I've added a feature to my Biodiversity Heritage Library viewer that should help make sense of the names found on a page. Until now I've displayed them as a list of "tags", which ignores the relations among the names. Based on some code I'd developed for my e-Biosphere 09 challenge entry I've added a "tag tree" that displays the classification of the names found on a BHL page:


The idea is that a set of names can make much more sense if you know what kind of organism they are referring to. For example, I don't know what Onetes is, but if I look at BHL page 2298380 I can see that it's an insect:


The names in gray don't occur on the page, but do occur in the tree that links those names (the latter are highlighed in black). The tag tree can be useful for separating out host and parasite, e.g. BHL page 2298491 is about a flea and it's mammalian hosts:


The tag tree can also flag names that might be mistaken, such as those found on page 2298330:


This page has names of some grasshoppers from Madagascar, as well as the name of a butterfly (Tsaratanana), which seems a little odd.
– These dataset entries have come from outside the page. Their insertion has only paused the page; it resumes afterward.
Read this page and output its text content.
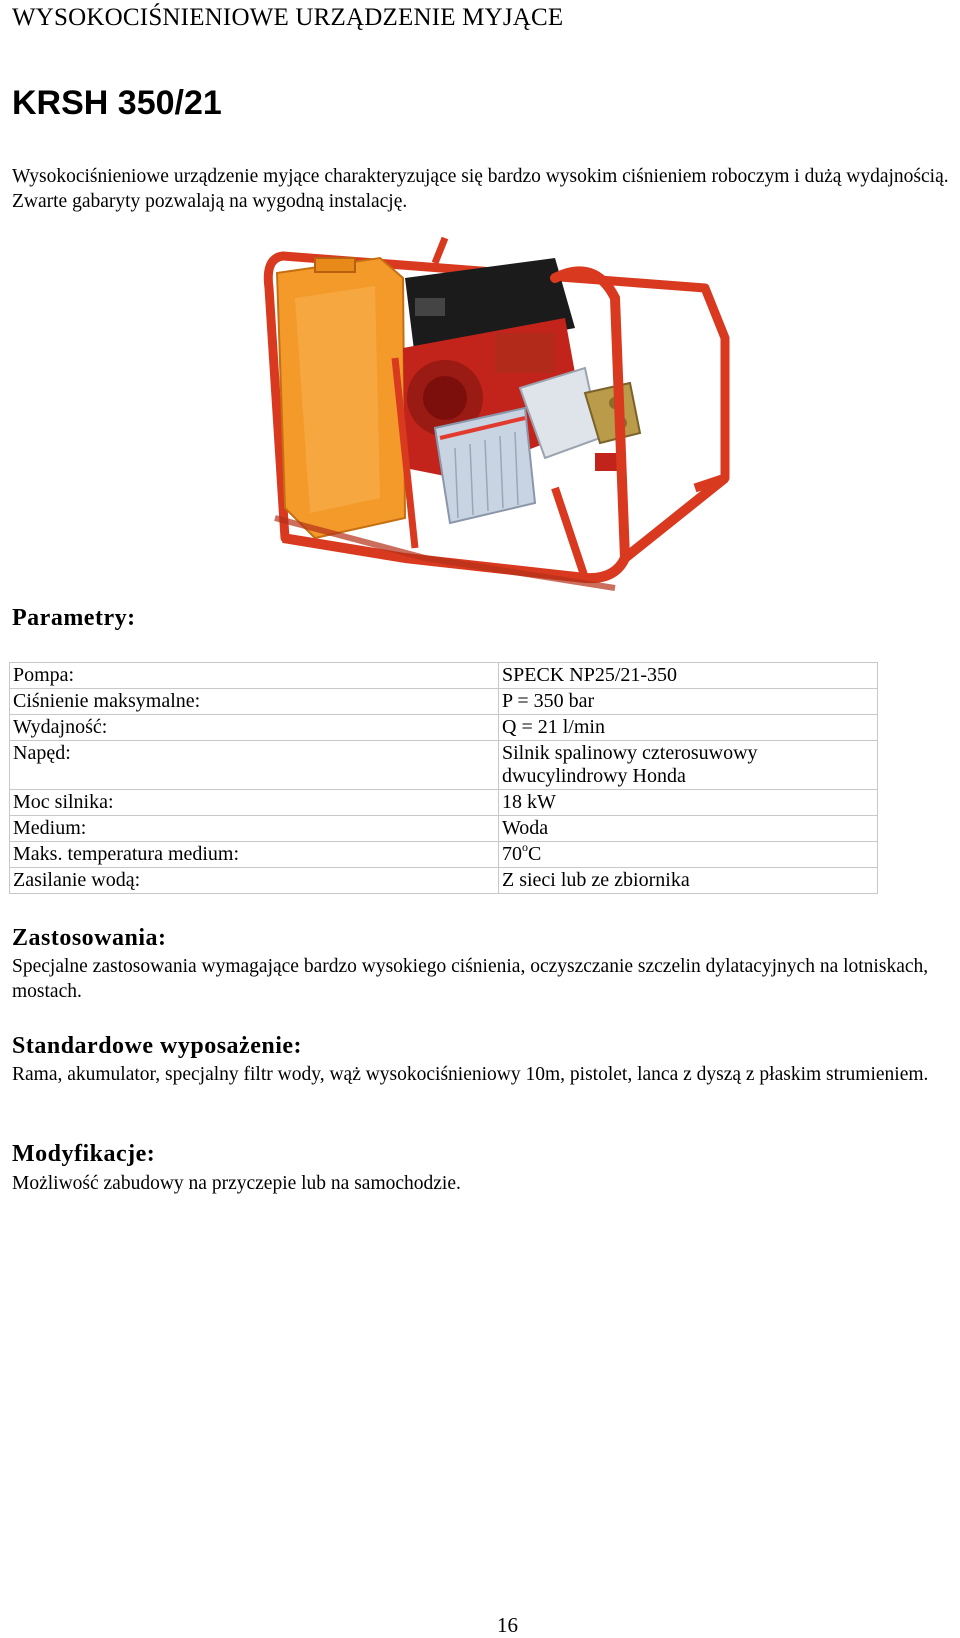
WYSOKOCIŚNIENIOWE URZĄDZENIE MYJĄCE
KRSH 350/21

Wysokociśnieniowe urządzenie myjące charakteryzujące się bardzo wysokim ciśnieniem roboczym i dużą wydajnością. Zwarte gabaryty pozwalają na wygodną instalację.

Parametry:
Pompa:	SPECK NP25/21-350
Ciśnienie maksymalne:	P = 350 bar
Wydajność:	Q = 21 l/min
Napęd:	Silnik spalinowy czterosuwowy dwucylindrowy Honda
Moc silnika:	18 kW
Medium:	Woda
Maks. temperatura medium:	70$^o$C
Zasilanie wodą:	Z sieci lub ze zbiornika
Zastosowania:

Specjalne zastosowania wymagające bardzo wysokiego ciśnienia, oczyszczanie szczelin dylatacyjnych na lotniskach, mostach.

Standardowe wyposażenie:

Rama, akumulator, specjalny filtr wody, wąż wysokociśnieniowy 10m, pistolet, lanca z dyszą z płaskim strumieniem.

Modyfikacje:

Możliwość zabudowy na przyczepie lub na samochodzie.

16
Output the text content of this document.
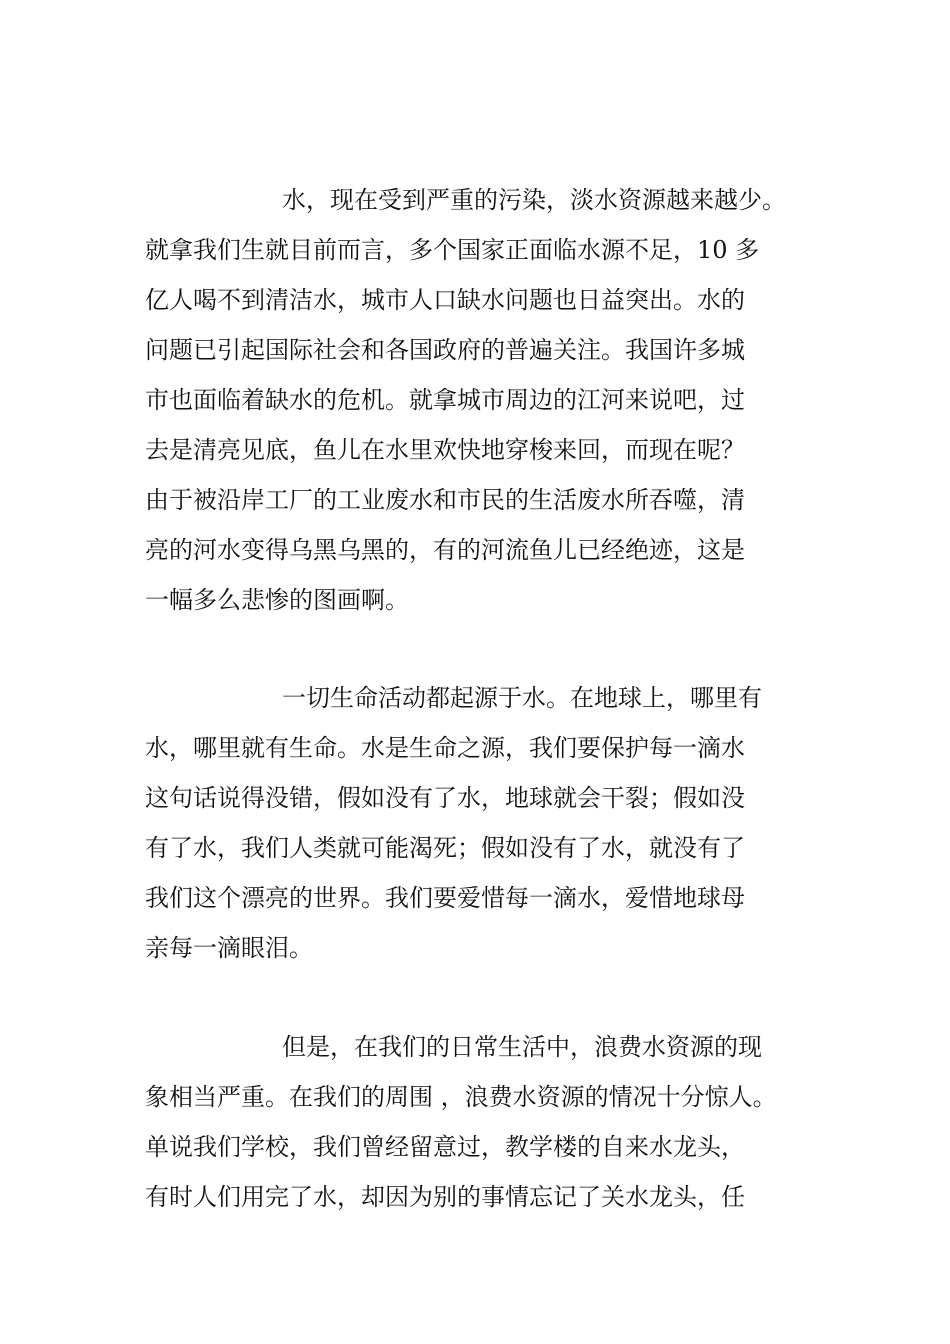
水，现在受到严重的污染，淡水资源越来越少。

就拿我们生就目前而言，多个国家正面临水源不足，10 多

亿人喝不到清洁水，城市人口缺水问题也日益突出。水的

问题已引起国际社会和各国政府的普遍关注。我国许多城

市也面临着缺水的危机。就拿城市周边的江河来说吧，过

去是清亮见底，鱼儿在水里欢快地穿梭来回，而现在呢？

由于被沿岸工厂的工业废水和市民的生活废水所吞噬，清

亮的河水变得乌黑乌黑的，有的河流鱼儿已经绝迹，这是

一幅多么悲惨的图画啊。

一切生命活动都起源于水。在地球上，哪里有

水，哪里就有生命。水是生命之源，我们要保护每一滴水

这句话说得没错，假如没有了水，地球就会干裂；假如没

有了水，我们人类就可能渴死；假如没有了水，就没有了

我们这个漂亮的世界。我们要爱惜每一滴水，爱惜地球母

亲每一滴眼泪。

但是，在我们的日常生活中，浪费水资源的现

象相当严重。在我们的周围 ，浪费水资源的情况十分惊人。

单说我们学校，我们曾经留意过，教学楼的自来水龙头，

有时人们用完了水，却因为别的事情忘记了关水龙头，任
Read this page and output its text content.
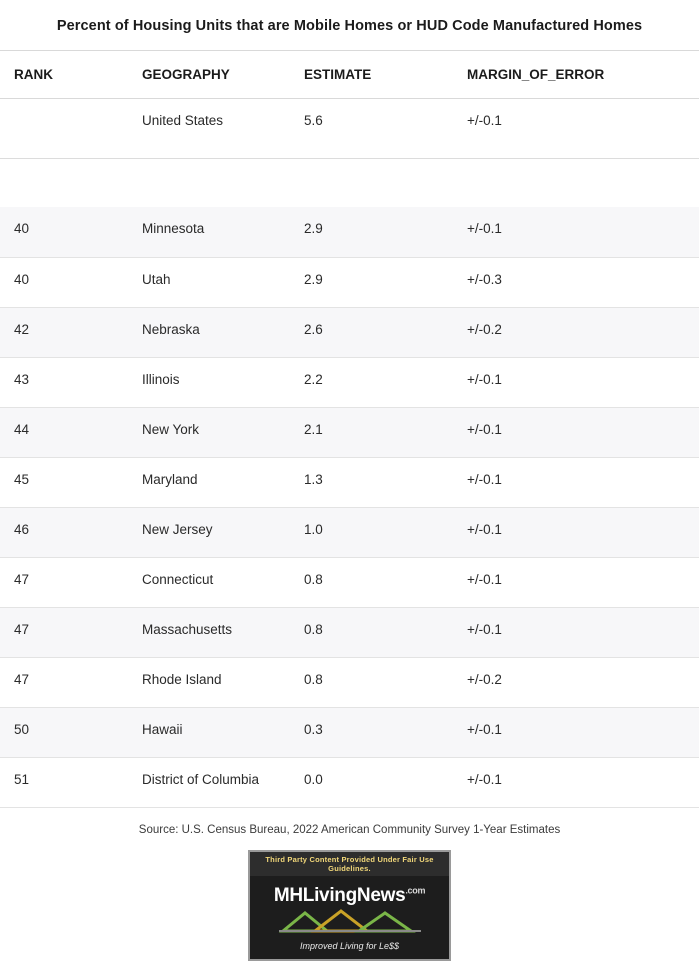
Percent of Housing Units that are Mobile Homes or HUD Code Manufactured Homes
RANK	GEOGRAPHY	ESTIMATE	MARGIN_OF_ERROR
	United States	5.6	+/-0.1
40	Minnesota	2.9	+/-0.1
40	Utah	2.9	+/-0.3
42	Nebraska	2.6	+/-0.2
43	Illinois	2.2	+/-0.1
44	New York	2.1	+/-0.1
45	Maryland	1.3	+/-0.1
46	New Jersey	1.0	+/-0.1
47	Connecticut	0.8	+/-0.1
47	Massachusetts	0.8	+/-0.1
47	Rhode Island	0.8	+/-0.2
50	Hawaii	0.3	+/-0.1
51	District of Columbia	0.0	+/-0.1
Source: U.S. Census Bureau, 2022 American Community Survey 1-Year Estimates
Third Party Content Provided Under Fair Use Guidelines.
MHLivingNews$^{.com}$
Improved Living for Le$$
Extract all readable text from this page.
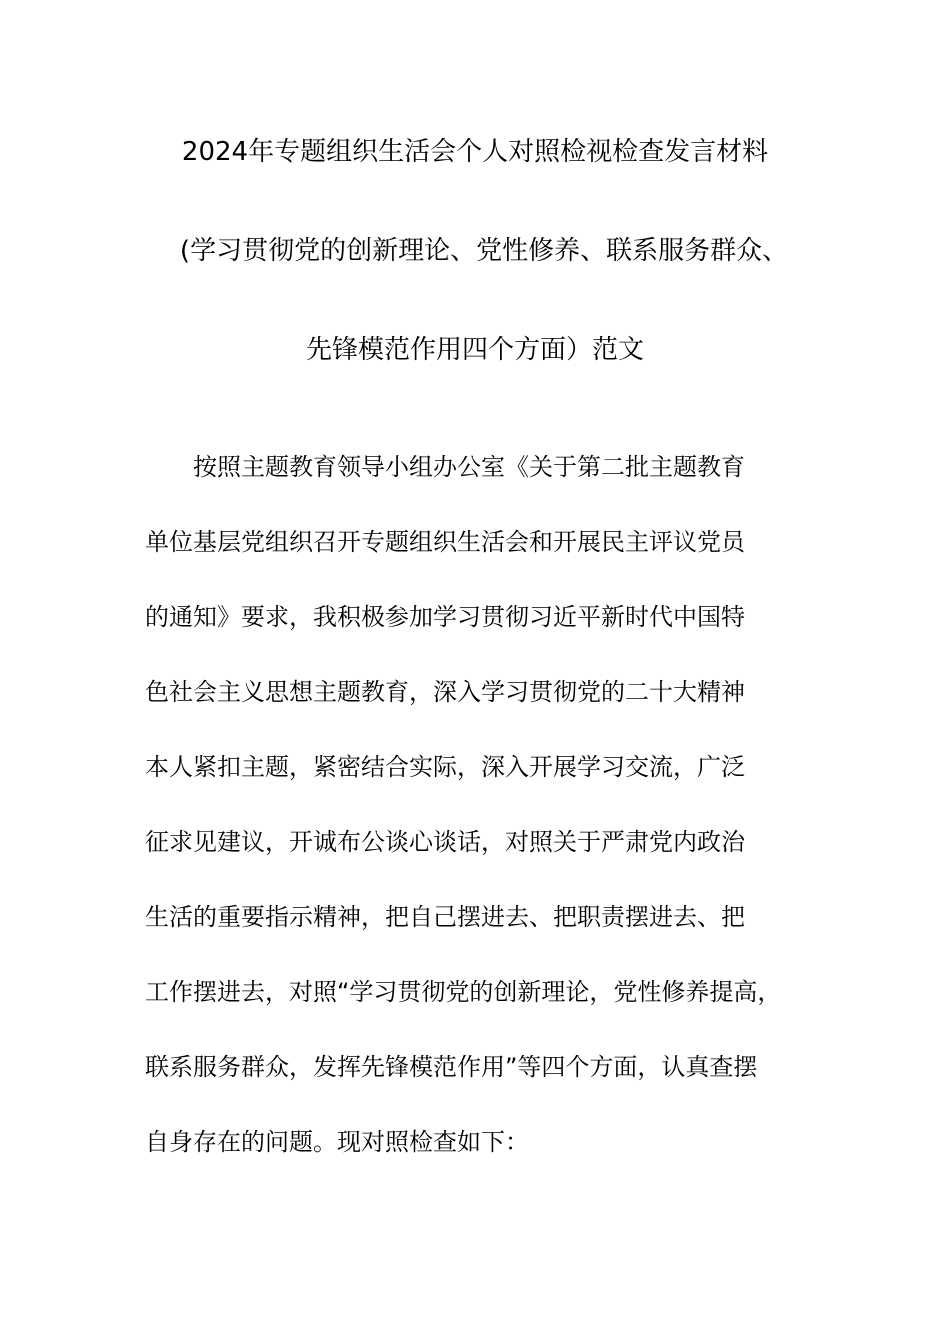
2024年专题组织生活会个人对照检视检查发言材料
(学习贯彻党的创新理论、党性修养、联系服务群众、
先锋模范作用四个方面）范文
按照主题教育领导小组办公室《关于第二批主题教育
单位基层党组织召开专题组织生活会和开展民主评议党员
的通知》要求，我积极参加学习贯彻习近平新时代中国特
色社会主义思想主题教育，深入学习贯彻党的二十大精神
本人紧扣主题，紧密结合实际，深入开展学习交流，广泛
征求见建议，开诚布公谈心谈话，对照关于严肃党内政治
生活的重要指示精神，把自己摆进去、把职责摆进去、把
工作摆进去，对照“学习贯彻党的创新理论，党性修养提高，
联系服务群众，发挥先锋模范作用”等四个方面，认真查摆
自身存在的问题。现对照检查如下：
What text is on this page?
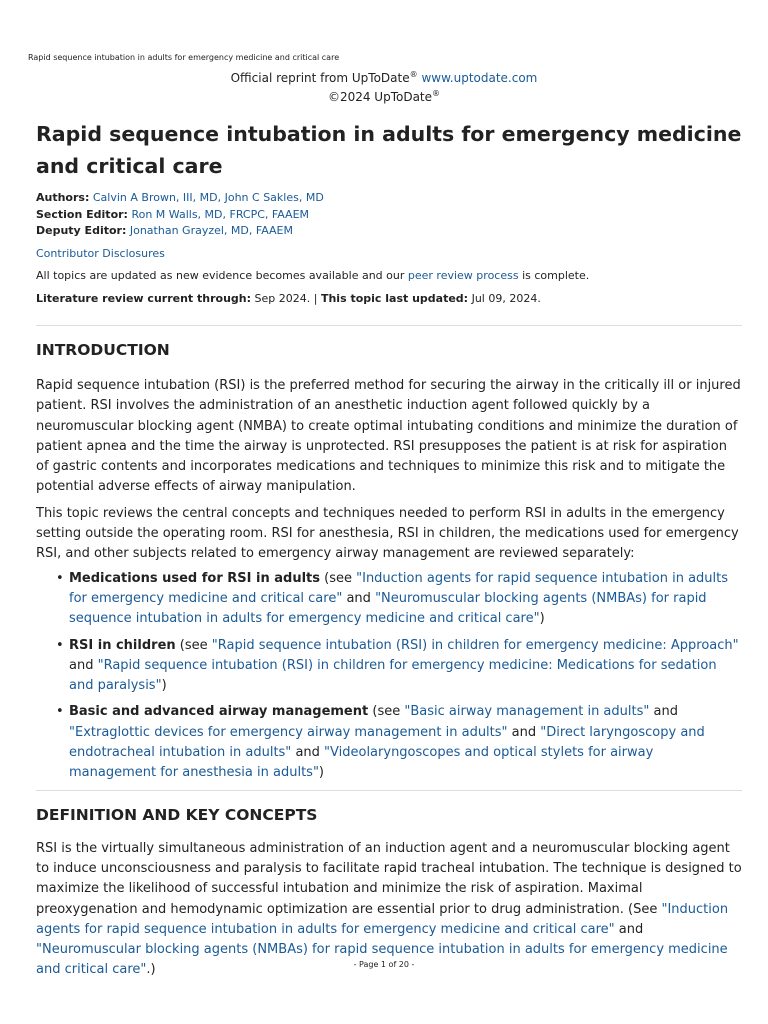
Rapid sequence intubation in adults for emergency medicine and critical care
Official reprint from UpToDate® www.uptodate.com
©2024 UpToDate®
Rapid sequence intubation in adults for emergency medicine and critical care
Authors: Calvin A Brown, III, MD, John C Sakles, MD
Section Editor: Ron M Walls, MD, FRCPC, FAAEM
Deputy Editor: Jonathan Grayzel, MD, FAAEM
Contributor Disclosures
All topics are updated as new evidence becomes available and our peer review process is complete.
Literature review current through: Sep 2024. | This topic last updated: Jul 09, 2024.
INTRODUCTION

Rapid sequence intubation (RSI) is the preferred method for securing the airway in the critically ill or injured patient. RSI involves the administration of an anesthetic induction agent followed quickly by a neuromuscular blocking agent (NMBA) to create optimal intubating conditions and minimize the duration of patient apnea and the time the airway is unprotected. RSI presupposes the patient is at risk for aspiration of gastric contents and incorporates medications and techniques to minimize this risk and to mitigate the potential adverse effects of airway manipulation.

This topic reviews the central concepts and techniques needed to perform RSI in adults in the emergency setting outside the operating room. RSI for anesthesia, RSI in children, the medications used for emergency RSI, and other subjects related to emergency airway management are reviewed separately:

• Medications used for RSI in adults (see "Induction agents for rapid sequence intubation in adults for emergency medicine and critical care" and "Neuromuscular blocking agents (NMBAs) for rapid sequence intubation in adults for emergency medicine and critical care")
• RSI in children (see "Rapid sequence intubation (RSI) in children for emergency medicine: Approach" and "Rapid sequence intubation (RSI) in children for emergency medicine: Medications for sedation and paralysis")
• Basic and advanced airway management (see "Basic airway management in adults" and "Extraglottic devices for emergency airway management in adults" and "Direct laryngoscopy and endotracheal intubation in adults" and "Videolaryngoscopes and optical stylets for airway management for anesthesia in adults")
DEFINITION AND KEY CONCEPTS

RSI is the virtually simultaneous administration of an induction agent and a neuromuscular blocking agent to induce unconsciousness and paralysis to facilitate rapid tracheal intubation. The technique is designed to maximize the likelihood of successful intubation and minimize the risk of aspiration. Maximal preoxygenation and hemodynamic optimization are essential prior to drug administration. (See "Induction agents for rapid sequence intubation in adults for emergency medicine and critical care" and "Neuromuscular blocking agents (NMBAs) for rapid sequence intubation in adults for emergency medicine and critical care".)	- Page 1 of 20 -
Looking at the text, we discover that "Tsaratanana" is Mont. Tsaratanana a mountain in Madagascar. It would be fun to develop tools to annotate such cases so that somebody looking for the butterfly won't be presented with this page.

How it works

The inspiration for this tag tree came from several sources. David Remsen has often used an example of finding a fly name in the middle of a book on birds as being of interest, and the NCBI have a subtree view of taxa in a PubMed article. My own tag tree is constructed by finding for each name the ancestor-descendant path in a local, modified copy of the Catalogue of Life database, then assembling those paths into a tree. Because not all the names on a BHL page are in the Catalogue of Life, there may be names that aren't classified. These are simply listed below the tag tree (see image above).